|Danpure, C. J.; Jennings, P. R.; Jansen, J. H.
|Enzymological characterization of a putative canine analogue of primary hyperoxaluria type 1
|Biochim Biophys Acta
|This paper concerns an enzymological investigation into a putative canine analogue of the human autosomal recessive disease primary hyperoxaluria type 1 (alanine:glyoxylate/serine:pyruvate aminotransferase deficiency). The liver and kidney activities of alanine:glyoxylate aminotransferase and serine:pyruvate aminotransferase in two Tibetan Spaniel pups with familial oxalate nephropathy were markedly reduced when compared with a variety of controls. There were no obvious deficiencies in a number of other enzymes including D-glycerate dehydrogenase/glyoxylate reductase which have been shown previously to be deficient in primary hyperoxaluria type 2. Immunoblotting of liver and kidney homogenates from oxalotic dogs also demonstrated a severe deficiency of immunoreactive alanine:glyoxylate aminotransferase. The developmental expression of alanine:glyoxylate/serine:pyruvate aminotransferase was studied in the livers and kidneys of control dogs. In the liver, enzyme activity and immunoreactive protein were virtually undetectable at 1 day old, but then increased to reach a plateau between 4 and 12 weeks.
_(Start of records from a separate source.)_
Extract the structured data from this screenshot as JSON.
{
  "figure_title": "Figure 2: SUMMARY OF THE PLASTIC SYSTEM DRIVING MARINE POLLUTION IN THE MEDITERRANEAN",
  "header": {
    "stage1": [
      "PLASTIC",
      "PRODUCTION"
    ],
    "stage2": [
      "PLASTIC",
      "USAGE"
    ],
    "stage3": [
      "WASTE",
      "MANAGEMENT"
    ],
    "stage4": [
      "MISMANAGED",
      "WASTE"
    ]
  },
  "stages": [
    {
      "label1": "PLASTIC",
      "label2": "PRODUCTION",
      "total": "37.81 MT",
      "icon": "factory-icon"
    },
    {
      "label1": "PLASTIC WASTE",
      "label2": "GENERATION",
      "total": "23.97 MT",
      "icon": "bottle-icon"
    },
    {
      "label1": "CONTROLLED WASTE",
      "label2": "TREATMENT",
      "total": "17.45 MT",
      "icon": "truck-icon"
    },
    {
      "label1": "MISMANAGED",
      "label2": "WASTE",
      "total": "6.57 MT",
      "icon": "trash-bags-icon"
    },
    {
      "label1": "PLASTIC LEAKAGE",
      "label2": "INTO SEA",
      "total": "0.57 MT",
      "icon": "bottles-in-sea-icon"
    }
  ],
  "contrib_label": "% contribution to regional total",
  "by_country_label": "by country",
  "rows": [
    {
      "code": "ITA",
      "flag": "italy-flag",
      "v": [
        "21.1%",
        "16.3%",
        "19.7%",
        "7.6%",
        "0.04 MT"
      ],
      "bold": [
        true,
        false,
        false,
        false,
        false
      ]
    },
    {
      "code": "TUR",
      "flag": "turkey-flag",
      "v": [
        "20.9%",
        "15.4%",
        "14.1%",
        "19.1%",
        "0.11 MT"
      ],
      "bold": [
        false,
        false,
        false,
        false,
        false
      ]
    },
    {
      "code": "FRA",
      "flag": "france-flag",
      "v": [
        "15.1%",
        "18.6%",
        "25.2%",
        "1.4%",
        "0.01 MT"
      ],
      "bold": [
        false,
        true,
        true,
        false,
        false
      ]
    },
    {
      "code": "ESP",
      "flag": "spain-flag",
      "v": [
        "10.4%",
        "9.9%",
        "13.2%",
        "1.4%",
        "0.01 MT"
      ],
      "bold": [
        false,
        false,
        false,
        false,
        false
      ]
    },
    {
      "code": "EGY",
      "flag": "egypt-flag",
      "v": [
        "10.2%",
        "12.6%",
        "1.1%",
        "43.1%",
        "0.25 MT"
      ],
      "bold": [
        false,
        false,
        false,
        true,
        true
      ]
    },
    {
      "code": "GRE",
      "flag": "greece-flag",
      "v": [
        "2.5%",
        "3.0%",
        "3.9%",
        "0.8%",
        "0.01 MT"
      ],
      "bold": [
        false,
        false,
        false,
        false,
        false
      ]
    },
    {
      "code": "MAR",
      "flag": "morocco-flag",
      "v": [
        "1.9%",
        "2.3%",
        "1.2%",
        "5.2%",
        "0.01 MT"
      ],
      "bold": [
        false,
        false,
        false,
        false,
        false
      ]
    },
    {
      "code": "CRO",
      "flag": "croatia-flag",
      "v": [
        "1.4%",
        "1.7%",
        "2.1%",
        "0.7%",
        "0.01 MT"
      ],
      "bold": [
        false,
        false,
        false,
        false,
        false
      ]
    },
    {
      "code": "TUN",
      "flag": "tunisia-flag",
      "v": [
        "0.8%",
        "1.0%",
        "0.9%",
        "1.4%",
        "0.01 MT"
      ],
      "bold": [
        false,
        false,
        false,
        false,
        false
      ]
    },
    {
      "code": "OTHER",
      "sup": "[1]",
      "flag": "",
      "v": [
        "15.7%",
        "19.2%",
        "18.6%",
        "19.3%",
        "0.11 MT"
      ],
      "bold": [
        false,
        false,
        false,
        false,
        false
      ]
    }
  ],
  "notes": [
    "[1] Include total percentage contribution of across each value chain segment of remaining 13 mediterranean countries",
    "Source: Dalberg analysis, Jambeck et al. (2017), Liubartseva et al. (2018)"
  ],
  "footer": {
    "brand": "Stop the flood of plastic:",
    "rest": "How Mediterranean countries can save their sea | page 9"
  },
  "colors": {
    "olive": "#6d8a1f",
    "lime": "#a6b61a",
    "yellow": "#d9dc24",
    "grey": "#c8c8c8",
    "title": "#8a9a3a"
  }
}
During this period the activity was similar to that found in normal human liver. The enzyme activities and the levels of immunoreactive protein in the kidneys were more erratic, but they appeared to increase up to 8 weeks and then decrease, so that by 36 weeks the levels were similar to those found at 1 day. The data presented in this paper suggest that these oxalotic dogs have a genetic condition that is analogous, at least enzymologically, to the human disease primary hyperoxaluria type 1.